Lettre ouverte à l’occasion de la conférence interministérielle

03/11/2006
Communiqué

A l’attention :
Des Ministres des Etats membres du Partenariat euro-méditerranéen participant à la conférence ;
De la Commissaire européenne aux relations extérieures,
Mme Benita Ferrero-Waldner ;
Du Haut représentant pour la PESC,
M. Javier Solana ;
Du Président du Parlement européen,
M. Josep Borell

Madame la Ministre,
Monsieur le Ministre,
Monsieur le Haut Représentant,
Madame la Commissaire,
Monsieur le Président,

A l’occasion de la conférence interministérielle Euromed sur le renforcement du rôle des femmes dans la société, qui se déroulera à Istanbul du 13 au 15 novembre 2006, la Fédération internationale des ligues des droits de l’Homme (FIDH) souhaite adresser à tous les Etats participants plusieurs recommandations visant à garantir le respect et la promotion des droits des femmes dans la région euro-méditerranéenne, en écho à la campagne lancée à Rabat, avec près de 40 organisations de la région.
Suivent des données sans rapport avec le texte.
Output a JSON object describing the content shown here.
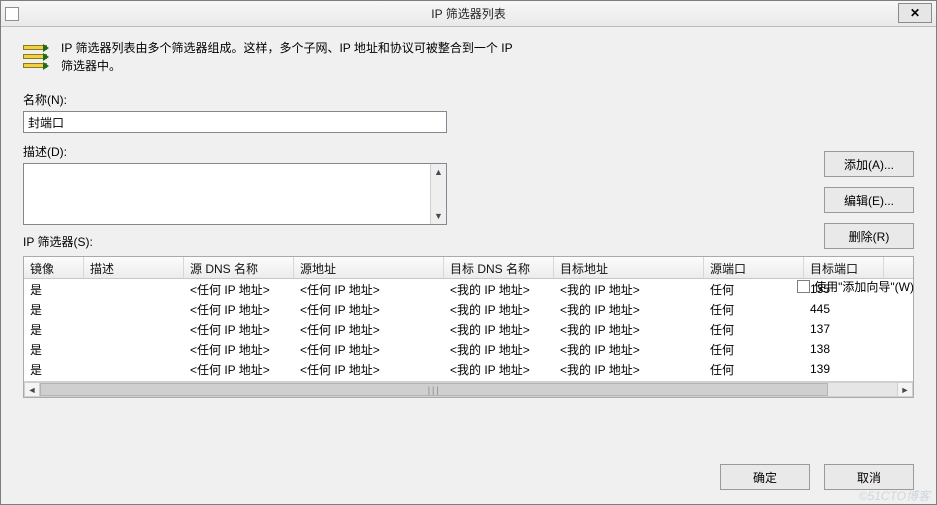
{
  "window": {
    "title": "IP 筛选器列表",
    "close_label": "✕"
  },
  "intro": {
    "line1": "IP 筛选器列表由多个筛选器组成。这样，多个子网、IP 地址和协议可被整合到一个 IP",
    "line2": "筛选器中。"
  },
  "labels": {
    "name": "名称(N):",
    "description": "描述(D):",
    "filters": "IP 筛选器(S):",
    "use_wizard": "使用\"添加向导\"(W)"
  },
  "fields": {
    "name_value": "封端口",
    "description_value": ""
  },
  "buttons": {
    "add": "添加(A)...",
    "edit": "编辑(E)...",
    "remove": "删除(R)",
    "ok": "确定",
    "cancel": "取消"
  },
  "wizard_checked": false,
  "table": {
    "columns": [
      "镜像",
      "描述",
      "源 DNS 名称",
      "源地址",
      "目标 DNS 名称",
      "目标地址",
      "源端口",
      "目标端口"
    ],
    "rows": [
      {
        "mirror": "是",
        "desc": "",
        "src_dns": "<任何 IP 地址>",
        "src": "<任何 IP 地址>",
        "dst_dns": "<我的 IP 地址>",
        "dst": "<我的 IP 地址>",
        "sport": "任何",
        "dport": "135"
      },
      {
        "mirror": "是",
        "desc": "",
        "src_dns": "<任何 IP 地址>",
        "src": "<任何 IP 地址>",
        "dst_dns": "<我的 IP 地址>",
        "dst": "<我的 IP 地址>",
        "sport": "任何",
        "dport": "445"
      },
      {
        "mirror": "是",
        "desc": "",
        "src_dns": "<任何 IP 地址>",
        "src": "<任何 IP 地址>",
        "dst_dns": "<我的 IP 地址>",
        "dst": "<我的 IP 地址>",
        "sport": "任何",
        "dport": "137"
      },
      {
        "mirror": "是",
        "desc": "",
        "src_dns": "<任何 IP 地址>",
        "src": "<任何 IP 地址>",
        "dst_dns": "<我的 IP 地址>",
        "dst": "<我的 IP 地址>",
        "sport": "任何",
        "dport": "138"
      },
      {
        "mirror": "是",
        "desc": "",
        "src_dns": "<任何 IP 地址>",
        "src": "<任何 IP 地址>",
        "dst_dns": "<我的 IP 地址>",
        "dst": "<我的 IP 地址>",
        "sport": "任何",
        "dport": "139"
      }
    ]
  },
  "watermark": "©51CTO博客"
}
Alors qu’un des trois thèmes retenus pour la conférence ministérielle concerne les « droits des femmes comme garantie des droits de l’Homme et de l’approfondissement de la démocratie », la FIDH est vivement préoccupée par le fait que sur les 35 Etats membres du Partenariat euro-méditerranéen1, 13 n’ont pas ratifié le protocole optionnel à la Convention sur l’élimination de toutes les formes de discriminations à l’égard des femmes (CEDAW). 4 des 25 Etats membres de l’UE n’ont pas ratifié le protocole (l’Estonie, la Lettonie, la Lituanie et Malte) et parmi les partenaires méditerranéens, seule la Turquie a ratifié ce protocole. .

La non ratification du protocole optionnel à la CEDAW, permettant des recours individuels devant le Comité pour l’élimination des discriminations à l’égard des femmes, est un obstacle majeur à la jouissance effective des droits garantis par la Convention que tous les Etats ont par ailleurs choisi de ratifier.
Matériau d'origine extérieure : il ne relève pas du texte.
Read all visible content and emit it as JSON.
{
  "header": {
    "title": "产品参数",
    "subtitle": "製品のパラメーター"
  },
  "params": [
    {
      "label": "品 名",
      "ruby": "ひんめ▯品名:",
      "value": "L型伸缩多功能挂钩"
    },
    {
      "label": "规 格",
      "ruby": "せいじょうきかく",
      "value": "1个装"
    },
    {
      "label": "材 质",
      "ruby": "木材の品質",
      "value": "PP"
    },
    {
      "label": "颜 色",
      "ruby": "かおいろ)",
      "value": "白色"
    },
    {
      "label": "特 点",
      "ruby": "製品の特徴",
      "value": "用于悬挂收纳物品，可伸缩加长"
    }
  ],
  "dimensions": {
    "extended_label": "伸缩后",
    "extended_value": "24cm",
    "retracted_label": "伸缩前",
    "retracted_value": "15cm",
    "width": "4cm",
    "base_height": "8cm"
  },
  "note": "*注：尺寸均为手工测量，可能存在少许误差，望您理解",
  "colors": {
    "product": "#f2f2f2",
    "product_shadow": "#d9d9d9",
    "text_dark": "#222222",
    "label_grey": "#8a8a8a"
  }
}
En outre, malgré la ratification de la CEDAW par l’ensemble des Etats membres du Partenariat Euromed, 19 d’entre eux ont émis des réserves plus ou moins importantes aux articles de la CEDAW qu’ils considèrent comme incompatibles avec leur législation nationale, en particulier les codes du statut personnel et/ou de la famille. En conséquence, dans de nombreux pays de la région, l’héritage, la transmission de la nationalité, le divorce, les droit de garde et de tutelle des enfants, etc. font ainsi l’objet d’une législation discriminatoire envers les femmes.
Face à cette situation, des organisations de la société civile des Etats de la rive Sud de la Méditerranée, membres du Partenariat Euromed ont à l’occasion d’une conférence régionale organisée par l’ADFM et la FIDH à Rabat en juin 2006, décidé de se mobiliser dans une démarche commune par le biais de campagnes régionales et nationales dont l’objectif consiste à encourager les Etats à lever les réserves à la CEDAW et à ratifier de son Protocole optionnel2.

Outre les discriminations identifiées ci-dessus, certaines catégories de la population et en particulier les femmes migrantes, sont l’objet de discriminations spécifiques et ce, dans l’ensemble des Etats membres du partenariat Euromed qu’il s’agisse des rives nord ou sud de la Méditerranée.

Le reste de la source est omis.